En se rapprochant de la sphère de la vie familiale, on peut espérer que ces émissions incitent aussi le public à une plus grande attention envers les produits consommés. Beaucoup insistent en effet, même si ce n’en est pas le ressort principal, sur l’importance de la qualité des produits de départ, sur leur fraîcheur, sur le fait d’utiliser des produits locaux et de saison, sur l’attention à une alimentation équilibrée, etc. A moyen terme, cela pourrait modifier un tant soit peu la manière de consommer des familles.

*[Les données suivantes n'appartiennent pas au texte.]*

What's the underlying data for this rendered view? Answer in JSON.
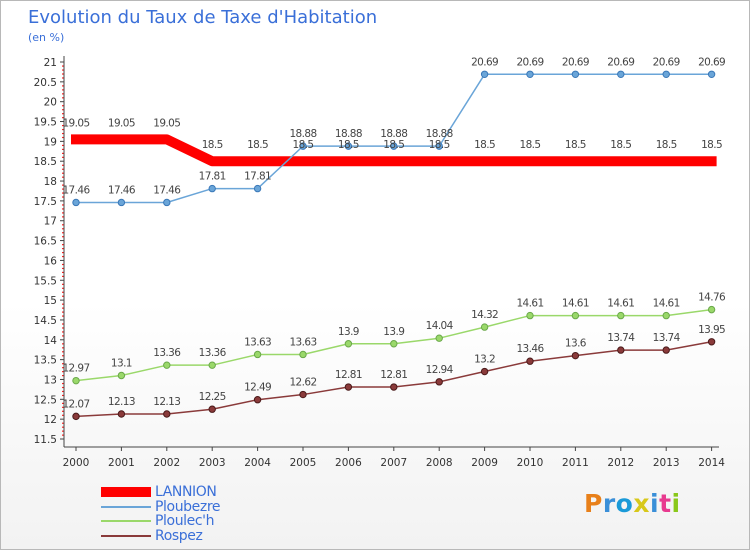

Autre bénéfice que l’on peut espérer, l’augmentation de la convivialité. Même si c’est un peu par jeu ou par mode, porter plus d’attention aux repas donne l’occasion de passer plus de temps assis à table. Et quel meilleur lieu pour parler, pour communiquer, pour prendre du bon temps ? Si la mode du cocooning provoque une augmentation de la communication dans les couples et les familles, ce ne sera déjà pas mal.Même chose entre amis. On sait que le réseau social et amical est un des facteurs de réussite et de longévité des couples. Si des amis se mettent à s’inviter comme dans « Un dîner presque parfait » pour faire découvrir leurs meilleures recettes, c’est tout bénéfice également pour la santé relationnelle de tous.


En conclusion : à prendre et à laisser


Bref, comme dans de multiples domaines, une réaction critique sera la meilleure attitude. Pourquoi ne pas prendre du plaisir à une émission télé, même si l’on sait que ce n’est pas la vraie vie mais un spectacle ? Pourquoi ne pas se laisser aller au courant à la mode, tant qu’on essaie d’en prendre les bons côtés tout en ne se laissant pas trop manipuler par toute la machine commerciale qui l’accompagne ? Une mode rejoint souvent des aspirations inassouvies. Essayons d’y répondre sans être manipulés[ii].

 



[i] In L’Avenir du 30 octobre 2010.

[ii] Analyse rédigée par José Gérard.